10.15 on a Saturday night...


It was early December 1984 and I arrived to stay overnight at the Boston home of the family Moskowitz.  I'd been pretty sick that year, so I was knocking on the door of 45kg, and unused to North American winter extremes and ill-equipt for the snow, I was cold cold cold cold cold.

The Moskowitz house was lovely.  And the luxurious shower, as a combatant for the bone chilling, beckoned.  So as soon as I could extricate myself from the assembly, I shut myself in the bathroom, peeled off my too few layers and climbed into the glass cubicle. 

I was instantly confronted with taps like I'd never before seen.  As well as the standard hot and cold, there were pulse dials and intensity levers.  The environment oozed glamour but mostly eager to thaw, I vaguely twiddled a few dials and turned the taps on.  My expectations revolved around warmth, wetness and that welcome sensation where the cold is melted away, replaced by that lazy, glowing coziness.

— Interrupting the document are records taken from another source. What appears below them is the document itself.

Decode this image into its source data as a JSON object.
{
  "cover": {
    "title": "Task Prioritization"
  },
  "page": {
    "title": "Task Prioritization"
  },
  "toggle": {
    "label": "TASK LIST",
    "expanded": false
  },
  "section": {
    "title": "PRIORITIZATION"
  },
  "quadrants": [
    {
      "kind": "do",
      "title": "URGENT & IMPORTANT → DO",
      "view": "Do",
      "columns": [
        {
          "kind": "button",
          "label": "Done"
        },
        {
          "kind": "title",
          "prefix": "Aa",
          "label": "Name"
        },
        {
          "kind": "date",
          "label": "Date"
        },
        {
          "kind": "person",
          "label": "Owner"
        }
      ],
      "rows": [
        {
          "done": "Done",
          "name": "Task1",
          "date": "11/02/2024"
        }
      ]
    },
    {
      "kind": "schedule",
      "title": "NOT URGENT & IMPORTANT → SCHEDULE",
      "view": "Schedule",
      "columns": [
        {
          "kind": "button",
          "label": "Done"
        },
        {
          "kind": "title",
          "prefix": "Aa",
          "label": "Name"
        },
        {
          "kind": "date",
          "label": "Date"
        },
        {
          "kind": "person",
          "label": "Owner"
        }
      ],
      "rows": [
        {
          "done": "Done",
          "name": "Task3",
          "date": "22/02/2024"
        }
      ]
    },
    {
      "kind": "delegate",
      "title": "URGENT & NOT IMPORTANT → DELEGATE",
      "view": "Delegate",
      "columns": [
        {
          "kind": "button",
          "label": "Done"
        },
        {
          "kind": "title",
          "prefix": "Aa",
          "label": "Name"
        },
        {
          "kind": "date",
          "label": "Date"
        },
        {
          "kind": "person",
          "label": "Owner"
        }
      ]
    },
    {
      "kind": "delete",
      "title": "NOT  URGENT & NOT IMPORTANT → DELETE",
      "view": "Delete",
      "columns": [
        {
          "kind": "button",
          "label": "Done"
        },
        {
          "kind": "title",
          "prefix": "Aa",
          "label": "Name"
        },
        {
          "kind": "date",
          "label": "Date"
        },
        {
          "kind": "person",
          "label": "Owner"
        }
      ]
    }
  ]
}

Alas, the pressure instantly pinned me against the glass as water needles peppered my skin.  Naked and under assault, and in vain, I flailed and fumbled, desperately trying to repel the storm and reach the controls.  The coverage in the booth was impressive.  There was nowhere to shelter, no corner safe from the onslaught.  

Relief only came when I fell against the door, which somehow popped open, and I landed gasping and drippy, yet surprisingly otherwise unscathed, on the bath mat.

The exertions had warmed me up, though obviously in no way relaxed me, but with a clearer mind and without the pain, I opted to sacrifice an arm to the task of reaching through the evil globules and turning everything off.

It was this that leaped to mind when first confronted with the shower head in the downstairs bathroom House at Porter Street.




It was with great trepidation that I pondered those 15 jets, remembering how the seemingly benign can in actuality embody something unexpectedly  dangerous, ominous, forceful.  

Nothing to worry about in this case though.  The "TRICKLE" setting works famously. And "SPRAY" sends the water off at right angles to the nozzle, thus completely missing the target.

I'm sure there are vagieries of operation for optimal performance.  I'm yet to discover them.  I live, however, in hope.